Civil rights groups have been active, as have clergy. For instance, a group of about 100 religious leaders marched from Clayton, Mo., to the office of St. Louis County Prosecutor Bob McCullough to demand an expedited grand jury hearing and the arrest of the shooter, Ferguson police officer Darren Wilson. En route, Protestant ministers, Catholic priests and representatives of various faiths demonstrated, repeating the episode’s stark phrase, “Hands up, don’t shoot!” But rather than asking, “Where is labor?” in almost an accusatory way, critics might legitimately wonder where the National Organization for Women is, or MoveOn.org, Amnesty International, reproductive rights activists, the Occupy movement, climate justice people, or even public figures such as Major League Baseball players and “Cardinal Nation.”

Writing about demands on athletes to publicly insist on stopping such tragedies, Nation magazine sports editor Dave Zirin said, “We need the full weight of [all] these organizations.
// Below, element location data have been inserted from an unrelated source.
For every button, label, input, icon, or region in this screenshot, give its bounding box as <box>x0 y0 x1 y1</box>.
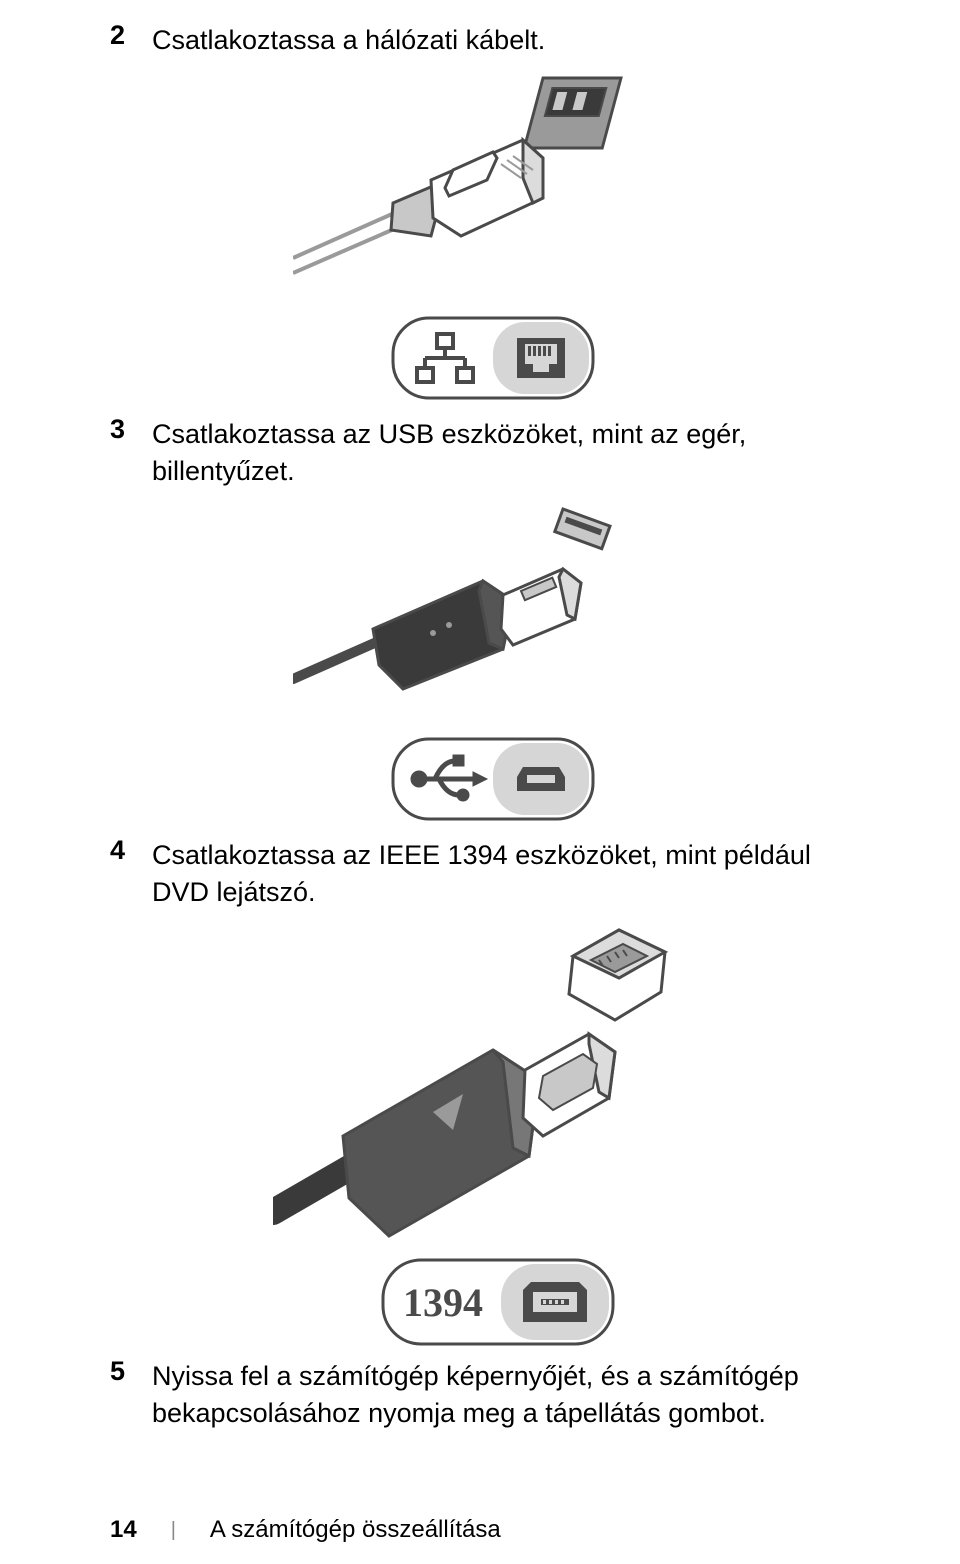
step-2: 2 Csatlakoztassa a hálózati kábelt. <box>110 20 875 58</box>
step-text: Nyissa fel a számítógép képernyőjét, és … <box>152 1356 875 1431</box>
step-text: Csatlakoztassa az USB eszközöket, mint a… <box>152 414 875 489</box>
step-number: 4 <box>110 835 130 866</box>
step-text: Csatlakoztassa a hálózati kábelt. <box>152 20 545 58</box>
ieee1394-label: 1394 <box>403 1280 483 1325</box>
page-footer: 14 | A számítógép összeállítása <box>110 1516 501 1544</box>
illustration-ethernet <box>110 68 875 408</box>
step-4: 4 Csatlakoztassa az IEEE 1394 eszközöket… <box>110 835 875 910</box>
illustration-usb <box>110 499 875 829</box>
step-number: 3 <box>110 414 130 445</box>
step-3: 3 Csatlakoztassa az USB eszközöket, mint… <box>110 414 875 489</box>
usb-plug-svg <box>293 499 693 829</box>
footer-separator: | <box>171 1519 176 1542</box>
step-5: 5 Nyissa fel a számítógép képernyőjét, é… <box>110 1356 875 1431</box>
page-number: 14 <box>110 1516 137 1544</box>
ethernet-plug-svg <box>293 68 693 408</box>
firewire-plug-svg: 1394 <box>273 920 713 1350</box>
step-number: 5 <box>110 1356 130 1387</box>
section-title: A számítógép összeállítása <box>210 1516 501 1544</box>
illustration-firewire: 1394 <box>110 920 875 1350</box>
step-text: Csatlakoztassa az IEEE 1394 eszközöket, … <box>152 835 875 910</box>
step-number: 2 <box>110 20 130 51</box>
We need them using their reservoirs of power, money and influence to demilitarize police departments, demand civilian review boards for the police, and stop the violence. We need them showing the true meaning of solidarity; the idea that injustice anywhere is a threat to justice everywhere, and our struggles are conjoined.”

The Rev. Martin Rafanan -- co-chair of the St. Louis Workers Rights Board of Jobs with Justice and community director for Show Me $15, the fast-food workers advocacy group -- linked the killing to economic inequality. Such injustice, Rafanan said, is “held in place by structural oppression based on race, class and human identities. Without the ability to have the resources to meet basic human needs, take care of families, and create opportunity and dignity in our neighborhoods, Ferguson will happen over and over again. The wealth in the nation is going to capital rather than workers, and that must change.”

Labor is involved, as it must be – as must all progressives.

[PICTURED: St. Louis Labor Tribune photo of AFL-CIO president Richard Trumka addressing the Missouri AFL-CIO convention Sept. 15, when he said the labor movement must stand up for everyone, regardless of race, religion or sexual orientation. "An attack on one is an attack on all," he said.]